Centre d'arts médiatiques

Pierre Leduc est un homme qui n’attend plus rien. En fin de trentaine, professeur de littérature des
pays d’Europe de l’Est dans une université québécoise, il désespère du monde, de ses étudiants, de la littérature. Solitaire, il se réfugie dans la traduction des oeuvres d’un poète polonais qu’il admire, Edward Stachura, suicidé à 42 ans en 1979.
Pierre abandonne l’enseignement et s’enfonce dans une mélancolie de plus en plus profonde, dont le tirera un appel à l’aide de son père, atteint d’un cancer incurable. Son père qu’il a peu connu, puisqu’il a quitté sa mère quand Pierre avait douze ans, veut lui léguer sa fortune, gagnée malhonnêtement dans l’immobilier. Mais Pierre refuse, car il ne veut pas de cet argent mal acquis. Son père mourra sans avoir réussi à le convaincre.

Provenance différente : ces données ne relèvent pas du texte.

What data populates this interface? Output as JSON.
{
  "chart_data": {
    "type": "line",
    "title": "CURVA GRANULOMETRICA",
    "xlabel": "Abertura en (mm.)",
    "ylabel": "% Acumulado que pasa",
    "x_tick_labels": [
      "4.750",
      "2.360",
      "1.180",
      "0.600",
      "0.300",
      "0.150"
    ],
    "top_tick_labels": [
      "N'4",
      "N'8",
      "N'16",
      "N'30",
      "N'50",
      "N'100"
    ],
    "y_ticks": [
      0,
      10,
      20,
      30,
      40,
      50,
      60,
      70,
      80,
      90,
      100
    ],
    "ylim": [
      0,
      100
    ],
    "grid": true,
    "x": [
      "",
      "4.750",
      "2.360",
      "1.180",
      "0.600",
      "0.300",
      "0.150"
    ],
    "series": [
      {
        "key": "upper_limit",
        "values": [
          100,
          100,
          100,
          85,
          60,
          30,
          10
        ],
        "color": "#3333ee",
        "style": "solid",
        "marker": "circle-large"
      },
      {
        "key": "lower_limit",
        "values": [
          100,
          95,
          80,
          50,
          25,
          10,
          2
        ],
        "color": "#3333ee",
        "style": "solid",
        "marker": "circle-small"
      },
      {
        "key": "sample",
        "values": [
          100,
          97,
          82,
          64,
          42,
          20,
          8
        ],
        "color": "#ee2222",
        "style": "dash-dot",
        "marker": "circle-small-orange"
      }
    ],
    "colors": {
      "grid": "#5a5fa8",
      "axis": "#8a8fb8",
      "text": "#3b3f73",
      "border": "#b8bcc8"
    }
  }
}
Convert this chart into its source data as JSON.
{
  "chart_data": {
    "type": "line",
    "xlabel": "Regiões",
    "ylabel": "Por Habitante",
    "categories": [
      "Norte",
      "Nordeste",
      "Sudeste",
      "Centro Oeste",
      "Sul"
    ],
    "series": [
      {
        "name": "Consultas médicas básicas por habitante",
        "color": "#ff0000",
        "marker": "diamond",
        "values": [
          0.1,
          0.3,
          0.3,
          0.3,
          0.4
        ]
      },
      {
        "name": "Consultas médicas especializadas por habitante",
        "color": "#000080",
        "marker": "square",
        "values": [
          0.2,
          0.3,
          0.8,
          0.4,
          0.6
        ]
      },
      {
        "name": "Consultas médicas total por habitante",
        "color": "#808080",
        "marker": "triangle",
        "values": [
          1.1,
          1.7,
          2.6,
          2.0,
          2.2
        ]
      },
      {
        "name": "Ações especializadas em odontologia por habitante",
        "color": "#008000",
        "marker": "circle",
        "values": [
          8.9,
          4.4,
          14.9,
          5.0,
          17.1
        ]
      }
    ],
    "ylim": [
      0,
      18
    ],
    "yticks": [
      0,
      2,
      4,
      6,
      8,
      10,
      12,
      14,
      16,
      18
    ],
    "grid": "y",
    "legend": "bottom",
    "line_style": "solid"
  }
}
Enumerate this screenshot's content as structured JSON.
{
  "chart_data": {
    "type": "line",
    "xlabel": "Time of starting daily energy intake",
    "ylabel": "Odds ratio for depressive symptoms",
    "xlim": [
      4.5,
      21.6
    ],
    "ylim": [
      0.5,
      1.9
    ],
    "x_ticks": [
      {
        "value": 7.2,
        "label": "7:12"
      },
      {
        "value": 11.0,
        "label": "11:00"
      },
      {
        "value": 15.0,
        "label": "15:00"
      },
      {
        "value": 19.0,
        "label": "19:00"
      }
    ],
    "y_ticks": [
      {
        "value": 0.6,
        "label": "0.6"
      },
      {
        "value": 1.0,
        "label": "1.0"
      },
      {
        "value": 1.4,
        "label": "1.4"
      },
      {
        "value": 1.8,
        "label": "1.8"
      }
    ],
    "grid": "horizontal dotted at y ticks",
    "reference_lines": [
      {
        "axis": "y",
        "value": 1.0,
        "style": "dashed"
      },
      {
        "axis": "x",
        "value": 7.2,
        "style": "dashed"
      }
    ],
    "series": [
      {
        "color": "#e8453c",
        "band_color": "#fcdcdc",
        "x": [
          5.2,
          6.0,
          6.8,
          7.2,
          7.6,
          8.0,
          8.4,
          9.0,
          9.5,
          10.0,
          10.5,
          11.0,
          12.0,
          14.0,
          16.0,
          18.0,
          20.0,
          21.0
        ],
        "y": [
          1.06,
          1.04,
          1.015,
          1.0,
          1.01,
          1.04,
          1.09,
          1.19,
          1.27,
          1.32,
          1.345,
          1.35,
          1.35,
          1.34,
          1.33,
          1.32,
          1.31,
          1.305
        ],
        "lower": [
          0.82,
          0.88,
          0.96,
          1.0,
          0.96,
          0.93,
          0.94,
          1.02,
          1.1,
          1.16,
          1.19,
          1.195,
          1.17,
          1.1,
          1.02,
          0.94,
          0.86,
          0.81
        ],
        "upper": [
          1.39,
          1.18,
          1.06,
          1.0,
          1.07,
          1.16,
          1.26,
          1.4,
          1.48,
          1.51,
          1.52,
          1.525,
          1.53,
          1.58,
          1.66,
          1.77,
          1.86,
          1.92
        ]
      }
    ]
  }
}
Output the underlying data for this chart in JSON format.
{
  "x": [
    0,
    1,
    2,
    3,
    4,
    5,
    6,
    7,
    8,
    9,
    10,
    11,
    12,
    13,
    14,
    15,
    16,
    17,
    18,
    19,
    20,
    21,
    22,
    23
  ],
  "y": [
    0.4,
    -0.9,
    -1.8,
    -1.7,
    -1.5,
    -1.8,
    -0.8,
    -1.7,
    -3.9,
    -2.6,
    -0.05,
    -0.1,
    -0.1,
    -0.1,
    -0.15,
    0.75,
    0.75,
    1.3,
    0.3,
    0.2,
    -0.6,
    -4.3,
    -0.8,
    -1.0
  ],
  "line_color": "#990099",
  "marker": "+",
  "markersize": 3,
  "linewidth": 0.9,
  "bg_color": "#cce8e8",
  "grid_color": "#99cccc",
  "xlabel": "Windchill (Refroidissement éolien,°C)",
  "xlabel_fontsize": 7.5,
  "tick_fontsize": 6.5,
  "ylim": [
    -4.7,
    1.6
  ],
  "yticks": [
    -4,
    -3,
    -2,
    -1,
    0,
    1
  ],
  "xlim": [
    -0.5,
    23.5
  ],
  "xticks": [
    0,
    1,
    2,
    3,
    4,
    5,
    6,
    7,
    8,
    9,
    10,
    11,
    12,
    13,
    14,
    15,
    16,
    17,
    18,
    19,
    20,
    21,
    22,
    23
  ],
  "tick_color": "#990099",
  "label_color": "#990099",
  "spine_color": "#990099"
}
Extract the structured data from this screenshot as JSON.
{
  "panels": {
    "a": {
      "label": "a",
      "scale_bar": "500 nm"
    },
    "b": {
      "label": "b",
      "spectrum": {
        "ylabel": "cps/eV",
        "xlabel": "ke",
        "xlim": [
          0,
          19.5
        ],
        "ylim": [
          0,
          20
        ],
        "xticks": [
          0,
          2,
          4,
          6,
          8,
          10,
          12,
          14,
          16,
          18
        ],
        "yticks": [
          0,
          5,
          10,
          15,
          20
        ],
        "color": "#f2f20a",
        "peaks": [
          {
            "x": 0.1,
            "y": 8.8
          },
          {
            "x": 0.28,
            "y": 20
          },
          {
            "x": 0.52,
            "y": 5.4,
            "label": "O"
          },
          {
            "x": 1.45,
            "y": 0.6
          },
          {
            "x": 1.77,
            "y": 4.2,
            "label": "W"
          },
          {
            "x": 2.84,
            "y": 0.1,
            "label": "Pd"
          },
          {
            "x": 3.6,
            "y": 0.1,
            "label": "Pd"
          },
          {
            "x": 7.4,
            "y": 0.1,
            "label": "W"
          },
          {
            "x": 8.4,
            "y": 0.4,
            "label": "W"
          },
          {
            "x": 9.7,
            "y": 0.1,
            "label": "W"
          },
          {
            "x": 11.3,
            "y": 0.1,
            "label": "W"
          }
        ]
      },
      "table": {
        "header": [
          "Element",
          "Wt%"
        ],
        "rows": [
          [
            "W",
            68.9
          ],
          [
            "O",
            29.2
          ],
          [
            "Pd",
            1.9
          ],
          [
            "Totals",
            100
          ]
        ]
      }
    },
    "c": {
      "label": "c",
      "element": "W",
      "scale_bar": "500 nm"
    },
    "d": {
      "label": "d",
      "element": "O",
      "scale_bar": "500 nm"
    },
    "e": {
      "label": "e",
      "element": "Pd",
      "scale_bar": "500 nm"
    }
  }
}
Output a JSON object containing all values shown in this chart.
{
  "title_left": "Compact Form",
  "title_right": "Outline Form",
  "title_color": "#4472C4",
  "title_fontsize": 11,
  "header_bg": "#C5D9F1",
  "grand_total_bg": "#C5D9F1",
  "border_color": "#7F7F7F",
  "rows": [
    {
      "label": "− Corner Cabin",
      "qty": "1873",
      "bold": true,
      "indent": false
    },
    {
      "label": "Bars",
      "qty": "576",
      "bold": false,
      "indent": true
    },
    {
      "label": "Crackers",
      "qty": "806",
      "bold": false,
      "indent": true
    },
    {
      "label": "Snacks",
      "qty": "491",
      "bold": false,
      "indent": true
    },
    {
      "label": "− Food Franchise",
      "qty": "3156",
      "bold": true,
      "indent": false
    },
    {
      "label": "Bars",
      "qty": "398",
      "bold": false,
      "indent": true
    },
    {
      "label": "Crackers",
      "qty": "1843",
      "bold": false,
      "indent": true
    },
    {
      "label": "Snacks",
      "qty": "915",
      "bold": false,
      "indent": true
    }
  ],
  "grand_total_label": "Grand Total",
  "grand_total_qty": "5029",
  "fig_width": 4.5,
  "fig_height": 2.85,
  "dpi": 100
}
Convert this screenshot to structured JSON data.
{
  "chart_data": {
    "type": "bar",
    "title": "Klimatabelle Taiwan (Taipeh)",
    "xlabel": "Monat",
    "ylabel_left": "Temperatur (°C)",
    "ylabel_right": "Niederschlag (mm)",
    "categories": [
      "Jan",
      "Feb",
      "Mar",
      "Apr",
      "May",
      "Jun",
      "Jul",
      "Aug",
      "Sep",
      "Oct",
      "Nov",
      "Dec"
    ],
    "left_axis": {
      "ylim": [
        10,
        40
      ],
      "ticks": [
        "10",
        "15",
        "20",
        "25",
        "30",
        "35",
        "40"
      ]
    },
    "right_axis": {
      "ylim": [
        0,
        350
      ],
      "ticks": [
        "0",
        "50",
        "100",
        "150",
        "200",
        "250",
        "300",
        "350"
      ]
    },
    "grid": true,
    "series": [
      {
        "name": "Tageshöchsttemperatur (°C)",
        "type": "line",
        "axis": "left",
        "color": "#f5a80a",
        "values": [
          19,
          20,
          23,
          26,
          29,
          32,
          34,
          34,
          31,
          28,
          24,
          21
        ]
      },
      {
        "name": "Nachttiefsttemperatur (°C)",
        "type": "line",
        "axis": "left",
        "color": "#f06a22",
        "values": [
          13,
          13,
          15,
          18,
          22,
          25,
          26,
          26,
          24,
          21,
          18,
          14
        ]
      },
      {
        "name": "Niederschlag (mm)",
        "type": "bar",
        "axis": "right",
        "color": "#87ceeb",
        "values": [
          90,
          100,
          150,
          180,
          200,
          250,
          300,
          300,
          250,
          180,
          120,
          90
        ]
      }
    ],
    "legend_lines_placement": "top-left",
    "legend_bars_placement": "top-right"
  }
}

Peu après, Pierre croise une femme qu’il a abandonnée treize ans plus tôt lorsqu’elle était enceinte de lui. Cette femme, Nicole, est accompagnée de sa fille Adèle, la fille de Pierre. Pierre évite le contact mais Adèle se met à sa poursuite. Après un refus initial, Pierre acceptera de la rencontrer et admettra sa paternité. Peu à peu, le contact avec la jeune fille redonnera à Pierre le goût de vivre. Mais le passé reviendra le hanter.
Fable du bon et du mauvais héritage, le film est une méditation sur l’isolement contemporain et sur la nécessité de la transmission.